The more I think about an essay I read yesterday over at the WattsUpWithThat blog, the more I admire it. It’s called We have met the 1%, and he is us – a reference to the 1970 environmental slogan: ‘We have met the enemy and he is us.’

People have been saying for years that climate change is a moral issue, that fighting global warming is an ethical imperative. In both the first and last paragraph of this essay/book excerpt posted on the National Public Radio (US) website in 2006, Al Gore declares:

global warming is not just about science and.it is not just a political issue. It is really a moral issue.

this crisis is not really about politics at all. It is a moral and spiritual challenge.

Four years later here he is telling students at Duke University:

Make no mistake, this is not just a political issue, not just a market issue, not just a national security issue, not just a jobs issue. It is a moral issue.

Writer Willis Eschenbach also sees the climate campaign as a moral issue. But his sense of morality resonates with me because it takes into account poor people – whom environmentalists like to pretend don’t really exist.

The greens have been very clear. Climate change is due to too much CO2. Therefore energy use, which produces CO2, must be slashed. Therefore prices should rise sharply to discourage people from using energy.

No other serious analysis has been advanced by the big green machine. That’s the basic climate change argument. The problem is that this amounts to a war against the poor.

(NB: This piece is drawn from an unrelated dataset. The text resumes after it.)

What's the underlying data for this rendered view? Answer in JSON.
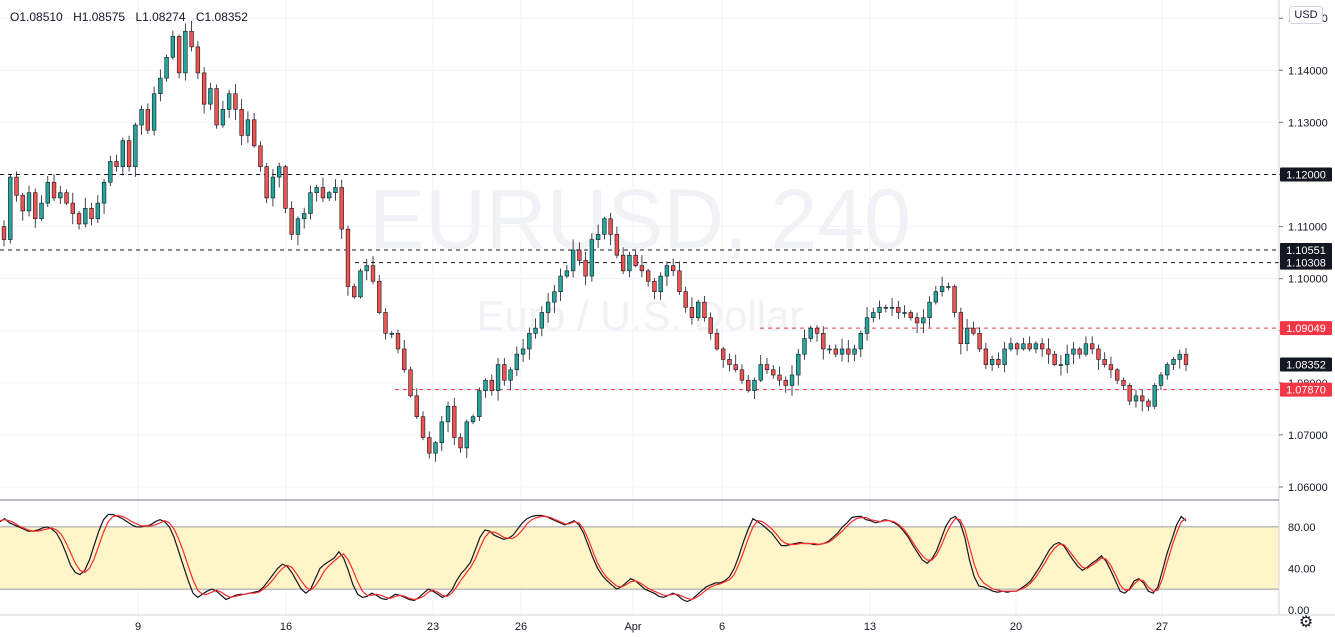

As Eschenbach points out, the consequences of this sort of thinking are disastrous for a large percentage of the world’s population. Over-privileged academics and bureaucrats might not notice if their home heating bill doubles – or if it costs twice as much to fill up their car. Many of these people might well consider the extra cost worth it.

Yes, there’d be less spending money in their pockets, they say, but surely the sacrifice would be worth it to save the planet. While being interviewed by a unionized employee of the Australian Broadcasting Corporation last this summer, I was told pretty much that.

But here’s how Eschenbach explains matters:

The difference between rich and poor, between developed and developing, is the availability of inexpensive energy.

The poorer you are, the larger a percentage of your budget goes to energy-intensive things like transportation and heat and electricity. If you double the price of energy, everyone is poorer, but the poor take it the hardest. Causing an increase in energy prices for any reason is the most regressive tax imaginable.

I find it both reprehensible and incomprehensible when those of us who are in the 1% of the global 1%, like President Obama and Secretary [Stephen] Chu, blithely talk of doubling the price of gasoline and sending the cost of electricity skyrocketing as though there were no negative results from that, as though it wouldn’t cause widespread suffering, as though cheap energy weren’t the best friend of the poor. What Chu and Obama propose are crazy plans, they are ivory-tower schemes of people who are totally out of touch with the realities faced by the poor of the world, whether inside the US or out.

This is what I call placing the anti-climate change crusade in a moral context. Eschenbach’s conclusion is one that makes eminent sense to me:

I’m sorry, but I am totally unwilling to trade inexpensive energy today, which is the real actual salvation of the poor today, for some imagined possible slight reduction in the temperature fifty years from now. That is one of the worst trades that I can imagine, exchanging current suffering for a promise of a slight reduction in temperatures in the year 2050.